The core of the campaign is embedded in its arresting name: love your enemy. Not, ‘let them get away with anything’ — that’s not love. As a friend of mine said right after the original 9/11, “terrorism cannot be condoned; but it can be understood.” But reach out to someone with whom you’ve had a difficulty, so that you act as a personal model of the behavior we want to see eventually in our society. Acts of forgiveness and reconciliation can be tricky, however. They are always helpful — certainly at least for the forgiver — but given the depth of human consciousness there are often deeper currents of resentment that remain unresolved. In order to make our gestures toward reconciliation real, we have been recommending that participants experiment with a five-part program we worked up for anyone who, after getting a vision of the world we want, wants to embody that world and be an effective agent of bringing it to birth:
· As far as possible, boycott commercial mass media, with their violence and materialism, their embarrassingly low image of the human being. Instead,
· Learn everything we can about nonviolence. Do not take it to be a bundle of tactics, but a way of being and acting life that directly counters, and can replace the old story. (We’re here to help.) Taken in this way, nonviolence is actually a culture, fully embedded in science and spiritual wisdom. It can replace the culture we have begun to cast aside in step one.

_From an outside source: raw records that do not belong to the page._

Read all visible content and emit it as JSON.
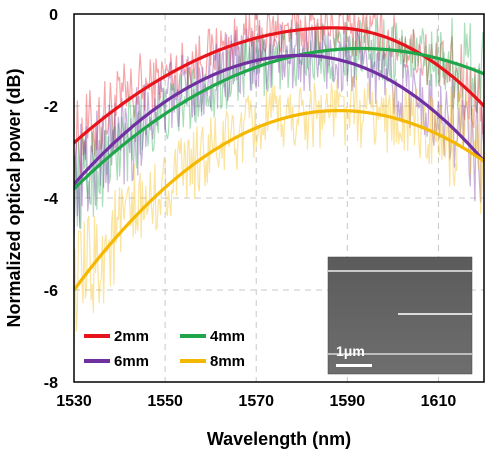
{
  "chart_data": {
    "type": "line",
    "xlabel": "Wavelength (nm)",
    "ylabel": "Normalized optical power (dB)",
    "xlim": [
      1530,
      1620
    ],
    "ylim": [
      -8,
      0
    ],
    "x_ticks": [
      1530,
      1550,
      1570,
      1590,
      1610
    ],
    "y_ticks": [
      0,
      -2,
      -4,
      -6,
      -8
    ],
    "grid": "dashed",
    "legend_position": "bottom-left",
    "series": [
      {
        "name": "2mm",
        "color": "#e8141c",
        "fit_peak_x": 1587,
        "fit_peak_y": -0.3,
        "fit_x": [
          1530,
          1550,
          1570,
          1587,
          1600,
          1620
        ],
        "fit_y": [
          -2.8,
          -1.3,
          -0.5,
          -0.3,
          -0.6,
          -2.0
        ],
        "noise_amplitude": 0.6
      },
      {
        "name": "4mm",
        "color": "#1fa64a",
        "fit_peak_x": 1593,
        "fit_peak_y": -0.75,
        "fit_x": [
          1530,
          1550,
          1570,
          1593,
          1610,
          1620
        ],
        "fit_y": [
          -3.8,
          -2.0,
          -1.1,
          -0.75,
          -1.0,
          -1.3
        ],
        "noise_amplitude": 0.7
      },
      {
        "name": "6mm",
        "color": "#7030a0",
        "fit_peak_x": 1580,
        "fit_peak_y": -0.9,
        "fit_x": [
          1530,
          1550,
          1570,
          1580,
          1600,
          1620
        ],
        "fit_y": [
          -3.7,
          -1.9,
          -1.05,
          -0.9,
          -1.4,
          -3.2
        ],
        "noise_amplitude": 0.8
      },
      {
        "name": "8mm",
        "color": "#f5b800",
        "fit_peak_x": 1588,
        "fit_peak_y": -2.1,
        "fit_x": [
          1530,
          1550,
          1570,
          1588,
          1605,
          1620
        ],
        "fit_y": [
          -6.0,
          -3.8,
          -2.6,
          -2.1,
          -2.4,
          -3.2
        ],
        "noise_amplitude": 0.8
      }
    ],
    "inset": {
      "type": "microscope-image",
      "scale_bar_label": "1μm"
    }
  }
}
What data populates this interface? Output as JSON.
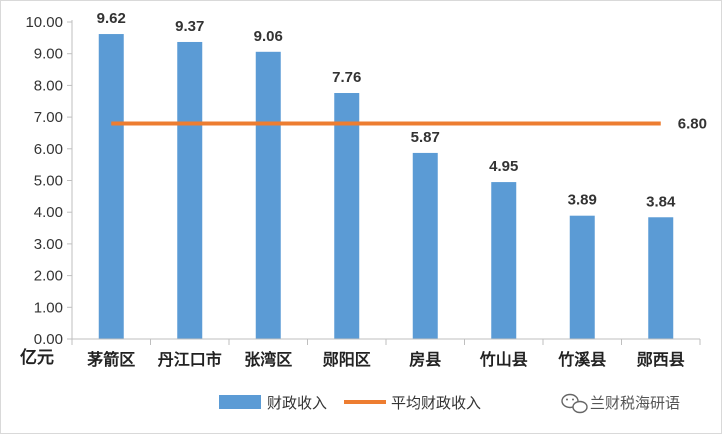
{
  "chart_data": {
    "type": "bar",
    "y_unit": "亿元",
    "ylim": [
      0,
      10
    ],
    "y_ticks": [
      "0.00",
      "1.00",
      "2.00",
      "3.00",
      "4.00",
      "5.00",
      "6.00",
      "7.00",
      "8.00",
      "9.00",
      "10.00"
    ],
    "categories": [
      "茅箭区",
      "丹江口市",
      "张湾区",
      "郧阳区",
      "房县",
      "竹山县",
      "竹溪县",
      "郧西县"
    ],
    "series": [
      {
        "name": "财政收入",
        "type": "bar",
        "color": "#5b9bd5",
        "values": [
          9.62,
          9.37,
          9.06,
          7.76,
          5.87,
          4.95,
          3.89,
          3.84
        ],
        "labels": [
          "9.62",
          "9.37",
          "9.06",
          "7.76",
          "5.87",
          "4.95",
          "3.89",
          "3.84"
        ]
      },
      {
        "name": "平均财政收入",
        "type": "line",
        "color": "#ed7d31",
        "value": 6.8,
        "label": "6.80"
      }
    ],
    "grid": false,
    "legend_position": "bottom"
  },
  "watermark": {
    "text": "兰财税海研语",
    "icon": "wechat-icon"
  }
}
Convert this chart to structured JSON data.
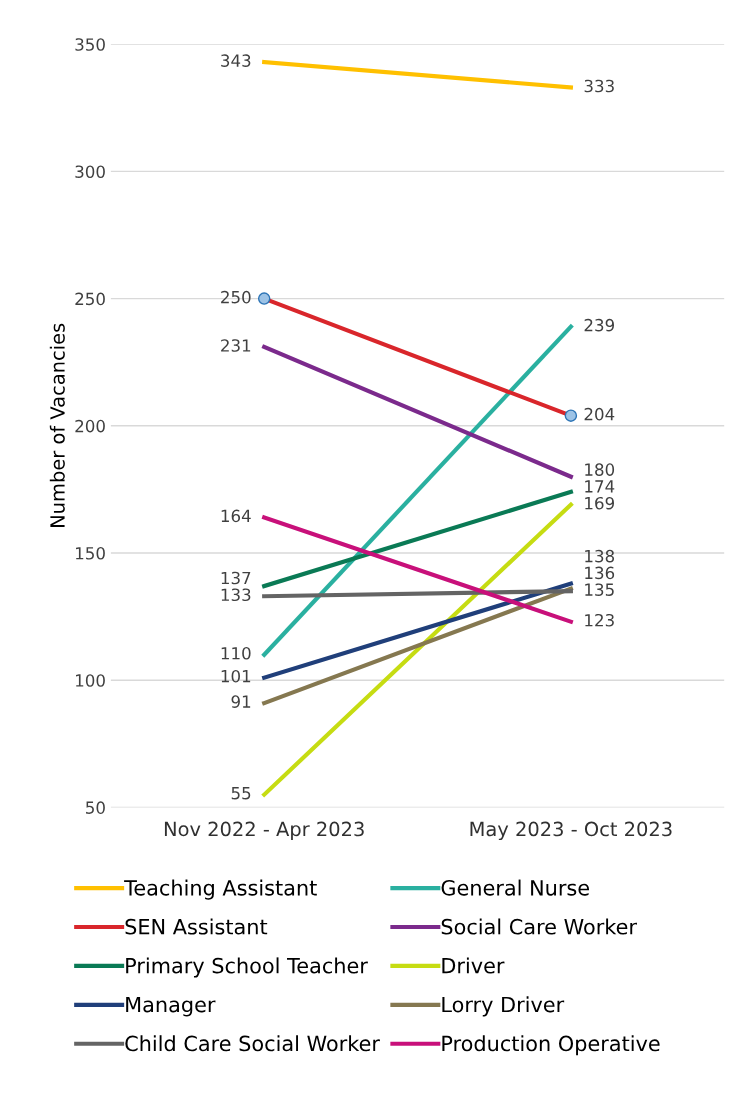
{
  "chart_data": {
    "type": "line",
    "ylabel": "Number of Vacancies",
    "categories": [
      "Nov 2022 - Apr 2023",
      "May 2023 - Oct 2023"
    ],
    "ylim": [
      50,
      350
    ],
    "yticks": [
      50,
      100,
      150,
      200,
      250,
      300,
      350
    ],
    "grid": "y",
    "legend": "bottom",
    "data_labels": true,
    "series": [
      {
        "name": "Teaching Assistant",
        "color": "#ffc000",
        "values": [
          343,
          333
        ]
      },
      {
        "name": "General Nurse",
        "color": "#2ab0a0",
        "values": [
          110,
          239
        ]
      },
      {
        "name": "SEN Assistant",
        "color": "#d9262b",
        "values": [
          250,
          204
        ],
        "marker": "circle"
      },
      {
        "name": "Social Care Worker",
        "color": "#7b2a8c",
        "values": [
          231,
          180
        ]
      },
      {
        "name": "Primary School Teacher",
        "color": "#0a7a55",
        "values": [
          137,
          174
        ]
      },
      {
        "name": "Driver",
        "color": "#c6dc12",
        "values": [
          55,
          169
        ]
      },
      {
        "name": "Manager",
        "color": "#203f7a",
        "values": [
          101,
          138
        ]
      },
      {
        "name": "Lorry Driver",
        "color": "#857850",
        "values": [
          91,
          136
        ]
      },
      {
        "name": "Child Care Social Worker",
        "color": "#646464",
        "values": [
          133,
          135
        ]
      },
      {
        "name": "Production Operative",
        "color": "#c8107a",
        "values": [
          164,
          123
        ]
      }
    ]
  }
}
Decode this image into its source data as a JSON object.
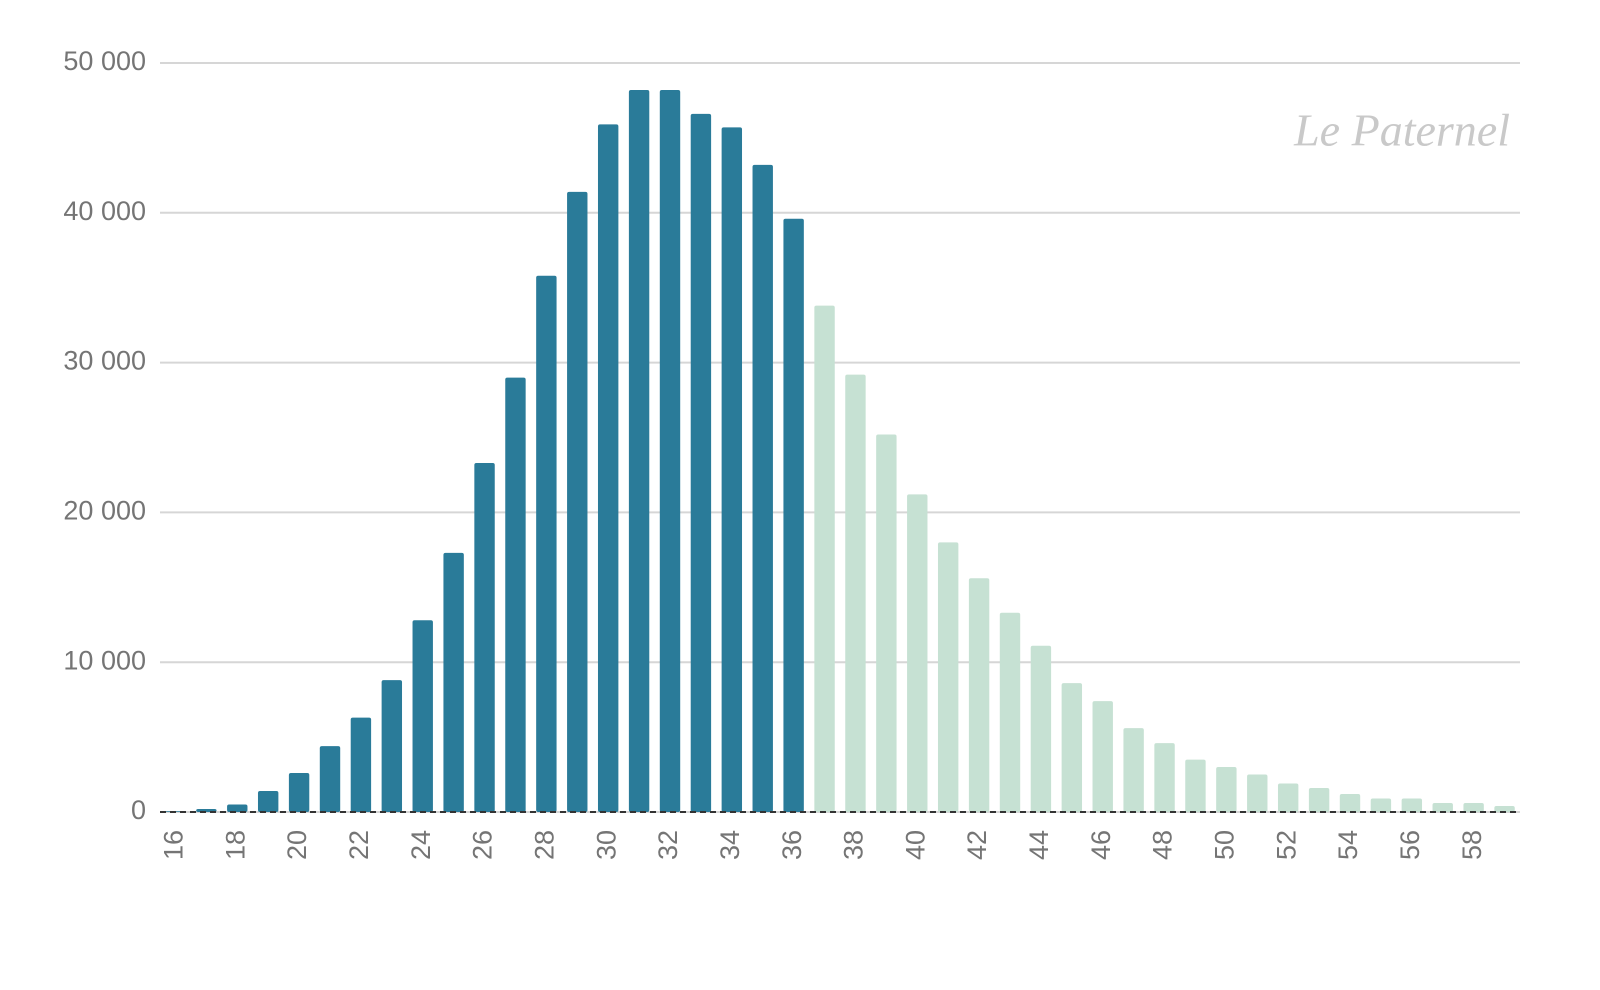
{
  "chart_data": {
    "type": "bar",
    "watermark": "Le Paternel",
    "categories": [
      "16",
      null,
      "18",
      null,
      "20",
      null,
      "22",
      null,
      "24",
      null,
      "26",
      null,
      "28",
      null,
      "30",
      null,
      "32",
      null,
      "34",
      null,
      "36",
      null,
      "38",
      null,
      "40",
      null,
      "42",
      null,
      "44",
      null,
      "46",
      null,
      "48",
      null,
      "50",
      null,
      "52",
      null,
      "54",
      null,
      "56",
      null,
      "58",
      null
    ],
    "values": [
      50,
      200,
      500,
      1400,
      2600,
      4400,
      6300,
      8800,
      12800,
      17300,
      23300,
      29000,
      35800,
      41400,
      45900,
      48200,
      48200,
      46600,
      45700,
      43200,
      39600,
      33800,
      29200,
      25200,
      21200,
      18000,
      15600,
      13300,
      11100,
      8600,
      7400,
      5600,
      4600,
      3500,
      3000,
      2500,
      1900,
      1600,
      1200,
      900,
      900,
      600,
      600,
      400
    ],
    "colors": [
      "#2a7b99",
      "#2a7b99",
      "#2a7b99",
      "#2a7b99",
      "#2a7b99",
      "#2a7b99",
      "#2a7b99",
      "#2a7b99",
      "#2a7b99",
      "#2a7b99",
      "#2a7b99",
      "#2a7b99",
      "#2a7b99",
      "#2a7b99",
      "#2a7b99",
      "#2a7b99",
      "#2a7b99",
      "#2a7b99",
      "#2a7b99",
      "#2a7b99",
      "#2a7b99",
      "#c6e1d3",
      "#c6e1d3",
      "#c6e1d3",
      "#c6e1d3",
      "#c6e1d3",
      "#c6e1d3",
      "#c6e1d3",
      "#c6e1d3",
      "#c6e1d3",
      "#c6e1d3",
      "#c6e1d3",
      "#c6e1d3",
      "#c6e1d3",
      "#c6e1d3",
      "#c6e1d3",
      "#c6e1d3",
      "#c6e1d3",
      "#c6e1d3",
      "#c6e1d3",
      "#c6e1d3",
      "#c6e1d3",
      "#c6e1d3",
      "#c6e1d3"
    ],
    "ylim": [
      0,
      50000
    ],
    "yticks": [
      0,
      {
        "value": 10000,
        "label": "10 000"
      },
      {
        "value": 20000,
        "label": "20 000"
      },
      {
        "value": 30000,
        "label": "30 000"
      },
      {
        "value": 40000,
        "label": "40 000"
      },
      {
        "value": 50000,
        "label": "50 000"
      }
    ],
    "grid": true
  }
}
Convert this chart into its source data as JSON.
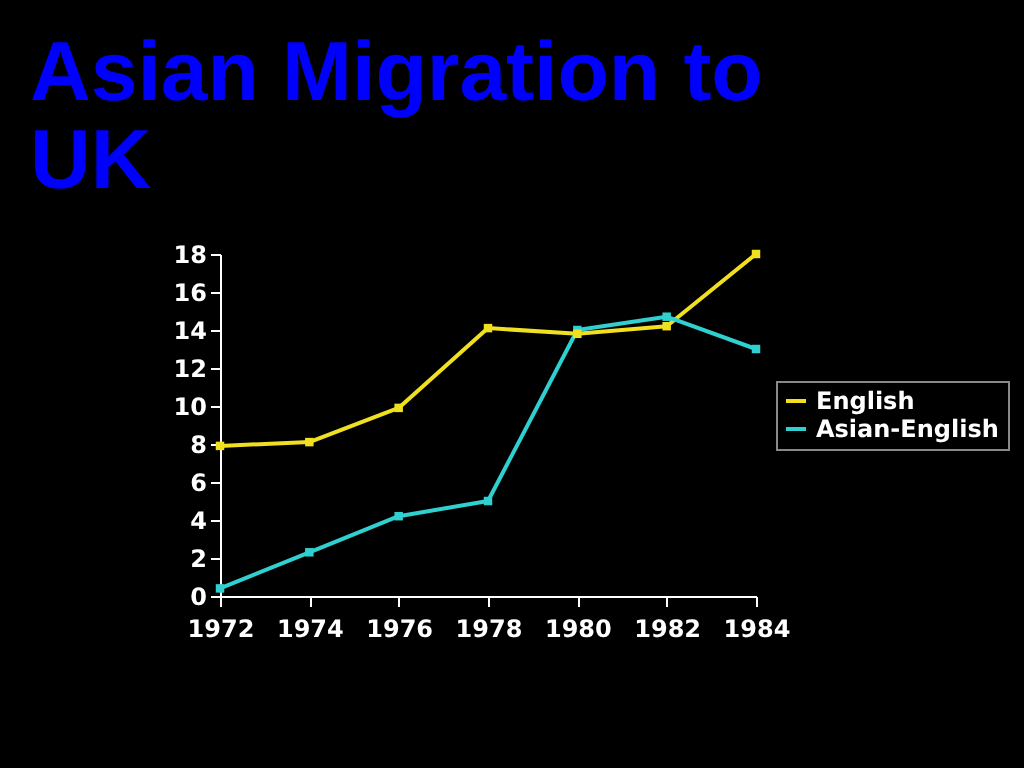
{
  "chart_data": {
    "type": "line",
    "title": "Asian Migration to UK",
    "x": [
      1972,
      1974,
      1976,
      1978,
      1980,
      1982,
      1984
    ],
    "series": [
      {
        "name": "English",
        "color": "#f0e020",
        "values": [
          7.9,
          8.1,
          9.9,
          14.1,
          13.8,
          14.2,
          18.0
        ]
      },
      {
        "name": "Asian-English",
        "color": "#30d0d0",
        "values": [
          0.4,
          2.3,
          4.2,
          5.0,
          14.0,
          14.7,
          13.0
        ]
      }
    ],
    "xlim": [
      1972,
      1984
    ],
    "xticks": [
      1972,
      1974,
      1976,
      1978,
      1980,
      1982,
      1984
    ],
    "ylim": [
      0,
      18
    ],
    "yticks": [
      0,
      2,
      4,
      6,
      8,
      10,
      12,
      14,
      16,
      18
    ],
    "grid": false,
    "legend": "right",
    "marker": "square",
    "line_style": "solid"
  }
}
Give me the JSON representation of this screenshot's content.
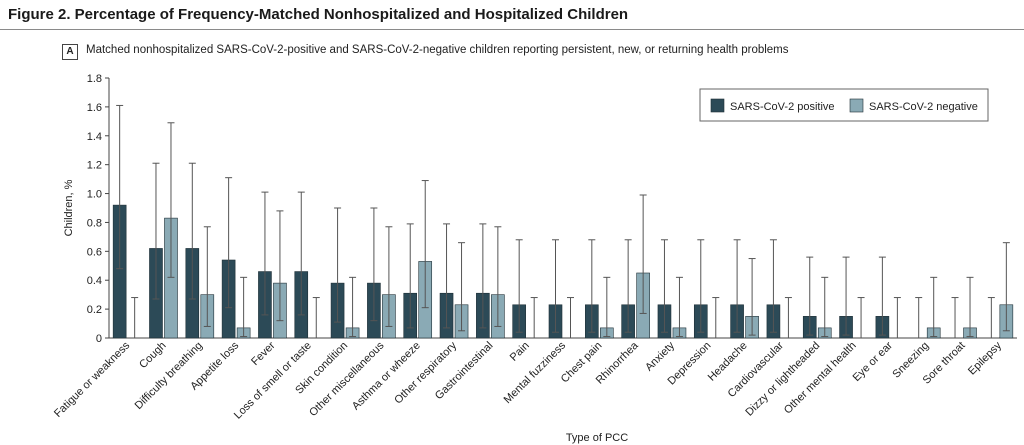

· If we haven’t already done so, find a spiritual practice.
· Humanize our daily life: make personal contact instead of ‘virtual’ relating wherever possible; think of love and service as our way of being in the world. Human contact, even if not conflict-free, can effectively replace the need for entertainment that drives us into passive media: “one good latte with a friend is worth five bad movies.”
· Get involved in a project of peace, social justice, environmental protection, or all of the above. Be idealistic but strategic: where can you really make a difference? ESRA, the brain-child of Rabbi Lerner and the Network of Spiritual Progressives, is a natural.
The fourth point that unfolds into the eponymous exercise of ‘love your enemy’: patch up a soured relationship. Start with a relatively easy relationship to address, like a neighbor with whom you’ve disagreed over where his dog answers the call of nature, and build up at your own pace to more serious disagreements. Remember, the goal is not to win over the other person, though that would be lovely: it’s primarily to win over the alienation in your own mind: as St. Augustine said, “imagine thinking your enemy can do you more damage than your enmity.”
Metta is acting as a hub for sharing stories about successes with all this, especially such reconciliations, by conducting regular conference calls and a blog. All this is preparation for:
A Nationwide Satyagraha. Now individuals, most of whom have hopefully been practicing these steps along with us, observe the following on the three days surrounding 9/11:
September 10: A ‘media fast’ and, for those inclined to do so, a day of silence in shared grief and commemoration for the dead and for the attendant violence that has caused and is causing the death of so many.
September 11: Call on public places to turn off inflammatory media and instead engage in dialogue about the causes of terrorism and the basis of real security. Have a look at the discussion points on our website.
September 12: Participate in a nationwide conversation to share further stories and plan next steps. Be in touch with Stephanie@MettaCenter.org to join in that conversation.
In the end, the real freedom struggle is to free ourselves from hatred and alienation; as King said, “I will never let anyone bring me so low as to make me hate him.” Gandhi added his characteristic practicality by saying, “I have learned from bitter experience the one supreme lesson to conserve my anger, and as steam conserved is converted into energy, anger conserved can be turned into a force that can change the world.” LYE is a chance to carry out just such an “experiment with truth:” to turn the sting of 11 September into a step on the long road forward toward beloved community and peace.